The fencing is intended to keep crabs from getting into the productive clam flat areas and eating all the spat before it can settle, clammer Clint Goodenow said.
“We’re hoping that if we put a fence across and have the traps out, we’ll slow down some green crabs so the spat settle in and maybe survive,” he said.
To allow for fish passage, the fencing will have sections with gaps, although a pit trap will be placed in each of those areas to help prevent crabs from sneaking into the sectioned-off areas.
The state has previously conducted green crab fencing programs, but never on this large a scale, Beal said. And with state budget cuts, funding for the program is no longer available.
Instead, the town is footing the bill. The Town Council approved an up to $67,000 appropriation in the fiscal 2014 budget, and an initial $35,000 spending for the project in the next budget.
Goodenow said while they have not received the permit for fencing, clammers and other fishermen have been rigging traps to prepare for the project.
They plan to deploy about 100 traps and will fish most of them in coordination with the research project. Others will be aimed at attempting to remove as many crabs from the flats as possible, Goodenow said.
On Friday, he said, a group walked along one of the clam flat coves and lifted up the sod on the banks of the river, revealing hundreds of scurrying crabs.
“It was almost like a horror movie when we moved the sod, there were hundreds of them crawling around so fast,” Goodenow said.
The lower tidal areas of the Harraseeket River are traditionally where clammers have harvested. But in recent years, the clams in those areas have all but disappeared, forcing them to move to previously unharvested upper intertidal areas.
Goodenow said he and other clammers hope the defensive measures prove successful and that they’ll be able to determine better and more effective methods to keep green crabs out of the flats once the research is complete.
“At this point we don’t see any other options,” he said. “If we can’t do something to protect the spat … I don’t what we’ll do.

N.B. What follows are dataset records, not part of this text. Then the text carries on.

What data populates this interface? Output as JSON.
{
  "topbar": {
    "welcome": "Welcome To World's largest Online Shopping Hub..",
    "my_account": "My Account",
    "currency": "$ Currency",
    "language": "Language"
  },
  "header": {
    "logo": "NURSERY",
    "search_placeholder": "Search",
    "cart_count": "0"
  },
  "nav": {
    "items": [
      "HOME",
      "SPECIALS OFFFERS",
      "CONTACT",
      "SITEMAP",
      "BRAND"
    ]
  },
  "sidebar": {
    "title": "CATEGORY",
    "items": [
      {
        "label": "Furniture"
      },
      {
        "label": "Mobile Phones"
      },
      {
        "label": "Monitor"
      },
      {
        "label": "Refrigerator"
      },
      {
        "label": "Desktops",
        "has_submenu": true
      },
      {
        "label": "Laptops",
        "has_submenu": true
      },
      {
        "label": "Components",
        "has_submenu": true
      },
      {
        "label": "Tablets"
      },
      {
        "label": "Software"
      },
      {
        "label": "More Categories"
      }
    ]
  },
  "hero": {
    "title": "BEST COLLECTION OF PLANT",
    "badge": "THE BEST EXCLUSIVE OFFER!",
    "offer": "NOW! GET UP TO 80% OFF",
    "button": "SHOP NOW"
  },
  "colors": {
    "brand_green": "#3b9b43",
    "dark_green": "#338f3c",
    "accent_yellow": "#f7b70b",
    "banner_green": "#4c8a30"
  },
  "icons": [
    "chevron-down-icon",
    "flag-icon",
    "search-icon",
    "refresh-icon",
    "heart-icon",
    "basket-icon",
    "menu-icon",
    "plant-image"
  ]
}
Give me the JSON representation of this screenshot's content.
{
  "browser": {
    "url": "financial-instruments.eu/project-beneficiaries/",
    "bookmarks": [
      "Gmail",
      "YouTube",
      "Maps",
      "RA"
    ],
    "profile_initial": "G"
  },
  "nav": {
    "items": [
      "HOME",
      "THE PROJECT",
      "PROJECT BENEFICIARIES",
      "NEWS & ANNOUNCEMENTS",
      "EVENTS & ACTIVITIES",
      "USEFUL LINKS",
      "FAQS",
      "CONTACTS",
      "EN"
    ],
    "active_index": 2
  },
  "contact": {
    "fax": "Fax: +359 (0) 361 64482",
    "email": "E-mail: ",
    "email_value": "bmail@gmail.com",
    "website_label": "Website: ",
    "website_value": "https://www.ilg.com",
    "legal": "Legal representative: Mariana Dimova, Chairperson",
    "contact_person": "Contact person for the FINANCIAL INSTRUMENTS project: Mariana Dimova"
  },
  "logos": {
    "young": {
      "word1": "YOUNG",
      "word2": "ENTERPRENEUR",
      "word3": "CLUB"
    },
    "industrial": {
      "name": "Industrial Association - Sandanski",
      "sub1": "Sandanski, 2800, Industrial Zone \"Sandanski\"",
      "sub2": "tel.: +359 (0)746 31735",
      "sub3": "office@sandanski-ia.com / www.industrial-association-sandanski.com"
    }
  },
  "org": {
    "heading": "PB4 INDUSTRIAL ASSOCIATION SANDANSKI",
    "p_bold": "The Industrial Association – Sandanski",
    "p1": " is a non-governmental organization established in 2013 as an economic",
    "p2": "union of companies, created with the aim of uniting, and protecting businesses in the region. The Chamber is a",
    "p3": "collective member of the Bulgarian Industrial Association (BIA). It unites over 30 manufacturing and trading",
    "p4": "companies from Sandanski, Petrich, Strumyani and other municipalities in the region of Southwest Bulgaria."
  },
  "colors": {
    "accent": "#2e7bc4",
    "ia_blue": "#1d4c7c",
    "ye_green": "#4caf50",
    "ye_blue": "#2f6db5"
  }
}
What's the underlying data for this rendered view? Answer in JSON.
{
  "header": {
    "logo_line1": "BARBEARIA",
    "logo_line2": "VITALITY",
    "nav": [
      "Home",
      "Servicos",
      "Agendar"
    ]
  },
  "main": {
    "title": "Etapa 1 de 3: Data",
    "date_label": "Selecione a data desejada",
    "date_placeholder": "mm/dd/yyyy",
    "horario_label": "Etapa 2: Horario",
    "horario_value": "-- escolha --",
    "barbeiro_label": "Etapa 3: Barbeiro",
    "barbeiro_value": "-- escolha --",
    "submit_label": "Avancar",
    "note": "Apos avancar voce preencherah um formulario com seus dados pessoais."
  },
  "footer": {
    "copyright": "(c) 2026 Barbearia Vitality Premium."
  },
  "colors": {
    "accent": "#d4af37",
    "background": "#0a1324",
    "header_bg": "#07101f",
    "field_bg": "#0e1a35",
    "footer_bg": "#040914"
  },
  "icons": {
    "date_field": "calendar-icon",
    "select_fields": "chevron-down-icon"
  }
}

It seems all doom and gloom unless this works.”
He said the crabs are not going to go away, but he hopes this project will help keep the populations low enough in the still remaining productive flats to allow enough clams to survive.
“I hope we can say look ‘we can protect this cove enough and still make a living,'” Goodenow said.
The project will also attempt to measure the effects of other clam culprits, notably ocean acidification, which can lead to acidity levels that dissolve clams.
Toward that effort, another piece of the study will be conducted by Darcie Couture, lead scientist and principal at Brunswick-based Resource Access International.
Couture’s work costs $40,000, with the cost shared equally by the state and town.
The study will work in coordination with the trapping and fencing, but will also try to determine the effectiveness of ocean acidification mitigation practices by testing methods like turning over sections of mud to see if it improves quality of sediment. In addition, researchers will spread pulverized clam shells along the shore, which has been shown to reduce acidity and provide refuge for young clams, Couture said.
At the end of the season, Couture said they will layout plans to launch what their research reveals would be the best strategies for mitigation.
She said the project could serve as a model for other towns seeing similar problems with their clam flats.
“This project has the potential to have a big impact on the entire region,” Couture said. “The results we get from the study will weed out what doesn’t work, so other towns don’t have to waste time on things that don’t look promising.”
She said this is really the first concentrated scientific effort to corroborate anecdotes from people working in the industry.
After months of discussion with the council about getting funding for the project, the fencing permit is now the final remaining hurdle.
“We’re literally waiting and ready to go,” Couture said. “We’ve got the gear ready, the staff is ready. We’re ready to go jump in.”